Spiced fruit bread is popular. Any astringency remaining in the fruit whilst cooking can be removed by adding a half teaspoon of baking soda for each cup of pulp. Cast iron utensils should not be used as the pulp will turn black. Persimmon bread is simply made by adding the pulp to the flour/yeast mix.

The American persimmon develops very strong, deep tap roots and a few lateral and fibrous roots. Wild trees often sucker vigorously.

The persimmon is easy to grow with fast growth until fruiting commences. It will grow to a height of about 15ft in the first 10 years. It prefers a deep, loamy, well-drained soil, but will tolerate any soil that is not waterlogged and dislikes exposed sites. The tree is drought resistant. For fruit production, plants of both sexes are required and a reasonably warm summer is need to ripen the fruits.

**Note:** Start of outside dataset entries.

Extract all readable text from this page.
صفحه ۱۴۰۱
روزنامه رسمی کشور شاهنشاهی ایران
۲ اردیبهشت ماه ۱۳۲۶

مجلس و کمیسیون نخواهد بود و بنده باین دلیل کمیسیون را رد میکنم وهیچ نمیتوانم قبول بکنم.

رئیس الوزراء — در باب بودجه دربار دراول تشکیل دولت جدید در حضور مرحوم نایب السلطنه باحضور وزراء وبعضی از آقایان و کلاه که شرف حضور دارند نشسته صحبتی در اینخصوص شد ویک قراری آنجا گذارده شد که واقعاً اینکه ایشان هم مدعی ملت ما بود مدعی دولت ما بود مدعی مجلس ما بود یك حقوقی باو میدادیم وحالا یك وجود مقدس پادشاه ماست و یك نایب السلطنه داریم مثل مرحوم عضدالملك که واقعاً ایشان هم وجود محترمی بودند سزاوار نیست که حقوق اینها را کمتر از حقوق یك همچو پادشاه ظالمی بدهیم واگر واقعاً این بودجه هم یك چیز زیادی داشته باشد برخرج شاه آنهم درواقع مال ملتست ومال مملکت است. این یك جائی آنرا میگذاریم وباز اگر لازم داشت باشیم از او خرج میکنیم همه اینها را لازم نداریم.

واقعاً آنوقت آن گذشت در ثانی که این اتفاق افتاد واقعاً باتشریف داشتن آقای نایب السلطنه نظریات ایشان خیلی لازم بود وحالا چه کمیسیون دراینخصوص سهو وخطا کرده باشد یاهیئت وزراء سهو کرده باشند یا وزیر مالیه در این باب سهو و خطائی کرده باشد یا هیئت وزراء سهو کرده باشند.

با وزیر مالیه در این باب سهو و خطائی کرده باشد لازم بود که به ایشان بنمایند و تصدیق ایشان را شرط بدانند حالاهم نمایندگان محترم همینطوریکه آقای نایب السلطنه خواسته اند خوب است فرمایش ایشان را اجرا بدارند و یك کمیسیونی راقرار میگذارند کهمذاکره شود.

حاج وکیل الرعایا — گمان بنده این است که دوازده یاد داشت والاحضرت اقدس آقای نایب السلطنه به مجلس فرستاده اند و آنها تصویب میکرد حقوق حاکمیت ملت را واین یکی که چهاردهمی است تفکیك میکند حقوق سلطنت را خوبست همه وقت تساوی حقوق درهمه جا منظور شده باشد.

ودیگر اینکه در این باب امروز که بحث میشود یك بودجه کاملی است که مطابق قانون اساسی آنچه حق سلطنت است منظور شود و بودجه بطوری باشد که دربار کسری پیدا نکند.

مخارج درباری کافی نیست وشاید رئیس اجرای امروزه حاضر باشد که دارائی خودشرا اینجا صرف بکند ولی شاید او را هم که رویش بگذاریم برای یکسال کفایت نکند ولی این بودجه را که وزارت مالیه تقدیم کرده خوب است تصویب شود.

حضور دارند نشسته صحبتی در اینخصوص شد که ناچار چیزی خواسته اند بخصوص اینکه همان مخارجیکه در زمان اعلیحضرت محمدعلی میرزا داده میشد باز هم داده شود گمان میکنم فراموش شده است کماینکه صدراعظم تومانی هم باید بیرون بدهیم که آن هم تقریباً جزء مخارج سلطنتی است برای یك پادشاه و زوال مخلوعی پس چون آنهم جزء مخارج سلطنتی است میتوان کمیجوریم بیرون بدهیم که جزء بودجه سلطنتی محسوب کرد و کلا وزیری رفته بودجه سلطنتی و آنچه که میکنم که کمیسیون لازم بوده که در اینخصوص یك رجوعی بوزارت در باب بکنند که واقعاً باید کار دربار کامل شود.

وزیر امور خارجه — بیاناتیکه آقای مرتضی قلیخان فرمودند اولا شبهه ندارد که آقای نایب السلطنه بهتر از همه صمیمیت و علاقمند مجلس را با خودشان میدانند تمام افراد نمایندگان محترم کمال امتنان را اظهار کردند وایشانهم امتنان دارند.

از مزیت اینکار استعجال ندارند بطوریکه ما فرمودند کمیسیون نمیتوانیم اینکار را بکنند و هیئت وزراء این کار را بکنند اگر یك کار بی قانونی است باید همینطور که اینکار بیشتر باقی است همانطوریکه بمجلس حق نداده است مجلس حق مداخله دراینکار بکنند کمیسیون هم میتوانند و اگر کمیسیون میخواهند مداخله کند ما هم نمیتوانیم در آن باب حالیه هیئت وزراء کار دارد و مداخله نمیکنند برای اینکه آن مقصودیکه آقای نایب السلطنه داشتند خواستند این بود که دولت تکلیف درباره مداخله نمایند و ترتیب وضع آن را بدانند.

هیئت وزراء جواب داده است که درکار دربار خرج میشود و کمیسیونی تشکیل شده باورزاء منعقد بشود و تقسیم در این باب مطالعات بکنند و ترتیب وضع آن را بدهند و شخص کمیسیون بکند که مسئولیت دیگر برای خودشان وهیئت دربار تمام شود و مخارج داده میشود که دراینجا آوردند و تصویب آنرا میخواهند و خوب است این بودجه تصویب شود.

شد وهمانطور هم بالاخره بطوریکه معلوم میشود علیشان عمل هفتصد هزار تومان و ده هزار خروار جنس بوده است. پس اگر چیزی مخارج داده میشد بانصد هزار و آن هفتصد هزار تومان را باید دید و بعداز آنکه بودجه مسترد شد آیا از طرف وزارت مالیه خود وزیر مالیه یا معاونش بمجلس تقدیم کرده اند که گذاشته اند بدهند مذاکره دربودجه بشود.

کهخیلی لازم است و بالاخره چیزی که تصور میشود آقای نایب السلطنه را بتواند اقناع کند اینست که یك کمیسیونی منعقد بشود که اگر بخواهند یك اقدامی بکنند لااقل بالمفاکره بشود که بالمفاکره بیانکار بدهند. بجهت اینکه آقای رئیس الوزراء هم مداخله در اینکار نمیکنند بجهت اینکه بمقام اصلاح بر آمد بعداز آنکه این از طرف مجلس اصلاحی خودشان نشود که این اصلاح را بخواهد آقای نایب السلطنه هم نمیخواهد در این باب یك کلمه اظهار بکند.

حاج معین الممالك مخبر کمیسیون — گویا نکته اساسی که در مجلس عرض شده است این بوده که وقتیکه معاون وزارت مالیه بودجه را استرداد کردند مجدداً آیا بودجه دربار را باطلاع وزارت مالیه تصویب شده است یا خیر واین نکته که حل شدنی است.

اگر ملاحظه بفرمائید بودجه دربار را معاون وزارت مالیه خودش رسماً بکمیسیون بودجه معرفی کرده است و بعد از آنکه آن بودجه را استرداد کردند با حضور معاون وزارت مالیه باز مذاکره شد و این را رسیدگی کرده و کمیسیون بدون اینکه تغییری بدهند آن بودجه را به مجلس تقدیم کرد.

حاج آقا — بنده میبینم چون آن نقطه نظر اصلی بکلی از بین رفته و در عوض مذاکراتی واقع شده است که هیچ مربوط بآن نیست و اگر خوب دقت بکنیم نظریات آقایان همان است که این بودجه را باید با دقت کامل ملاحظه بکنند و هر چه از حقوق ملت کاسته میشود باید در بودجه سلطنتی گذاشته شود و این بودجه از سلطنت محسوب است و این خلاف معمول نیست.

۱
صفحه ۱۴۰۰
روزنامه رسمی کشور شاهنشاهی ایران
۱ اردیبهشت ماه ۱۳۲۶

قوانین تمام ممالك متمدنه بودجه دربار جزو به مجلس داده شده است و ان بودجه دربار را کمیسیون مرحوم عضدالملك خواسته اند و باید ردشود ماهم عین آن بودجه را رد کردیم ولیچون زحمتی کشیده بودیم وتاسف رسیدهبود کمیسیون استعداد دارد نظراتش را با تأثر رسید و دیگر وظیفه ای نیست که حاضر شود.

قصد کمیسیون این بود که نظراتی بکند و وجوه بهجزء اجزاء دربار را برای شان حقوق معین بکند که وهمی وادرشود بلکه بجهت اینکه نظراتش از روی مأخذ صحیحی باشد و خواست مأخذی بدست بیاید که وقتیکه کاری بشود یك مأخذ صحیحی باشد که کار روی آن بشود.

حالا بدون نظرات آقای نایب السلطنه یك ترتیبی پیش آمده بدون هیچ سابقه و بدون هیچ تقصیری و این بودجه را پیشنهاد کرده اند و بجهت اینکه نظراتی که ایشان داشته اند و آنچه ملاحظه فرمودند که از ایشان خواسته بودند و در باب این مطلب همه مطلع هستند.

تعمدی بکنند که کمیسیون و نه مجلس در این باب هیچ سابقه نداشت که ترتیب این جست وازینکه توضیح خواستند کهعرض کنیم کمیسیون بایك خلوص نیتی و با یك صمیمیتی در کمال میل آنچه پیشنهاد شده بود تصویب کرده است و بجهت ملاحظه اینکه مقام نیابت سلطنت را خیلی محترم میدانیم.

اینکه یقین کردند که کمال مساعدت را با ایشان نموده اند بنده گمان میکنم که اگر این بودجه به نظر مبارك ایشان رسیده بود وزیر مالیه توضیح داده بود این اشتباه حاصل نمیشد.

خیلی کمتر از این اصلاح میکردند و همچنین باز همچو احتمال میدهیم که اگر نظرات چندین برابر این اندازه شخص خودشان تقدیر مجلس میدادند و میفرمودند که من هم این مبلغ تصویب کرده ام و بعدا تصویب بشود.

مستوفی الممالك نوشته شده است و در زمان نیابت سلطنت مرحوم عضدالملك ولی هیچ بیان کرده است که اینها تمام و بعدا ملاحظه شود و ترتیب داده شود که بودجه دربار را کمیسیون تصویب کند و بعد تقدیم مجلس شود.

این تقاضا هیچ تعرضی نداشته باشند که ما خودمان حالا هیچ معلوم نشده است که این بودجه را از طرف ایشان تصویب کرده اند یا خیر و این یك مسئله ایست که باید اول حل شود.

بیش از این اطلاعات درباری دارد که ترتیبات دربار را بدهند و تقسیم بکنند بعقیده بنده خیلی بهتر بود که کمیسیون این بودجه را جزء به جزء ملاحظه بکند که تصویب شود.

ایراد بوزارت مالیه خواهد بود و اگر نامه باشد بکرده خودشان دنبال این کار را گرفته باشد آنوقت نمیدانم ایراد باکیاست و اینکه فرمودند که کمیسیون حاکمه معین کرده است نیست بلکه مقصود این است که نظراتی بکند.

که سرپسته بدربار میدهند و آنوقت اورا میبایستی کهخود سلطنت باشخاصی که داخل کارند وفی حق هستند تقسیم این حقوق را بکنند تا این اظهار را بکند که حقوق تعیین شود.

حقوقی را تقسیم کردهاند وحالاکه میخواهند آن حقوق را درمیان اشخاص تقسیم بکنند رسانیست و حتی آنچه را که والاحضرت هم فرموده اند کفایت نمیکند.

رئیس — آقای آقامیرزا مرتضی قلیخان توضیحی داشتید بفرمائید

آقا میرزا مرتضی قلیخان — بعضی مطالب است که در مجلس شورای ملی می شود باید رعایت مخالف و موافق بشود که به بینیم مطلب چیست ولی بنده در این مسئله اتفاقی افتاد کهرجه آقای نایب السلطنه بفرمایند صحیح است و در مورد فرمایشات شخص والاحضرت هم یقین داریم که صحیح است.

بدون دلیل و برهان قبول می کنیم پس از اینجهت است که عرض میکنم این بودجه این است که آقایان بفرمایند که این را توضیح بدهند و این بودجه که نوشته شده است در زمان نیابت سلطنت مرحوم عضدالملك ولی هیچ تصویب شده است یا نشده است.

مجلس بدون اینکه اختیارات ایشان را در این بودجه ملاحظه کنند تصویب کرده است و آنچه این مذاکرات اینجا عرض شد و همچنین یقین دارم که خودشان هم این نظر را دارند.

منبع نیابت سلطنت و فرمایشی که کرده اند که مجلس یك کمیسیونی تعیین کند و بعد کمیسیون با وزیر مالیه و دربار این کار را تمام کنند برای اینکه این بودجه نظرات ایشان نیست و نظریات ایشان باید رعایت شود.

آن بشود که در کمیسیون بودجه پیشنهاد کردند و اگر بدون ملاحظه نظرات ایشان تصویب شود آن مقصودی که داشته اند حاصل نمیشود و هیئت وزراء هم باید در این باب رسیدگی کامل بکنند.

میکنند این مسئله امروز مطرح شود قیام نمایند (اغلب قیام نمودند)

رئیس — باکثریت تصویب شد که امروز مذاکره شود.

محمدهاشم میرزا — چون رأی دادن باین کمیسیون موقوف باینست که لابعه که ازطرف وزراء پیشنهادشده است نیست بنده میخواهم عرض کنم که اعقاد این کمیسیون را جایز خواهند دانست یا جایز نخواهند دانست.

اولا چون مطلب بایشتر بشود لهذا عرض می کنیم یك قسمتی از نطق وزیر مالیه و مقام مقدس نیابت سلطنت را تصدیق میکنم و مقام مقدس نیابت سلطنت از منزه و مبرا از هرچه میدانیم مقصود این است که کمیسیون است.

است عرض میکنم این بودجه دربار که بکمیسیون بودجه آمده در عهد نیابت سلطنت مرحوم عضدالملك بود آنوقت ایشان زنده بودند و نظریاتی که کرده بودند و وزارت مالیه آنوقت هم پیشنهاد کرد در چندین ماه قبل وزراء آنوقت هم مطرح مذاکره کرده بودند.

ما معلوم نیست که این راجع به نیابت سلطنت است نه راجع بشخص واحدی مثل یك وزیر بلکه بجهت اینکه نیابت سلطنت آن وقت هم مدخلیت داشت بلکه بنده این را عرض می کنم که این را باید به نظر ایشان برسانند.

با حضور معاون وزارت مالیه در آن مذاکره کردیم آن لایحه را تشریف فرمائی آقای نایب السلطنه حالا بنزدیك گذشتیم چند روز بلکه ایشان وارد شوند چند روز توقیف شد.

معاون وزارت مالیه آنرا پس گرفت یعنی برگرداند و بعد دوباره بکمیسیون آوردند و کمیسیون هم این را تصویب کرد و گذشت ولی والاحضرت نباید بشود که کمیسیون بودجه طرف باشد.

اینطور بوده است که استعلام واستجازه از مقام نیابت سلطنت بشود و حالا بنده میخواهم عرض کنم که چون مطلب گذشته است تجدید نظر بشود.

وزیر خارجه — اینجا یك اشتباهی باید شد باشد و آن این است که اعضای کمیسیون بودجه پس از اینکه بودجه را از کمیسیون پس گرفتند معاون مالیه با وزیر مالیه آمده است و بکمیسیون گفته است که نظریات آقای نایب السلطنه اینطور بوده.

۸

The tree is difficult to transplant and so should be grown in containers. The roots are naturally black and therefor not be interpreted as dead. These trees are ideal for interplanting because of their deep roots allowing more shallow rooting trees to be planted nearby.

The persimmon naturally drops fruit in the summer as does other fruit trees. Thinning by hand of the fruit can be undertaken to reduce overbearing, which can lead the tree to become biennial.

Good fruiting trees can be grown from the seeds of good fruiting seeds. Fruiting begins in year six and continues for fifty years or more.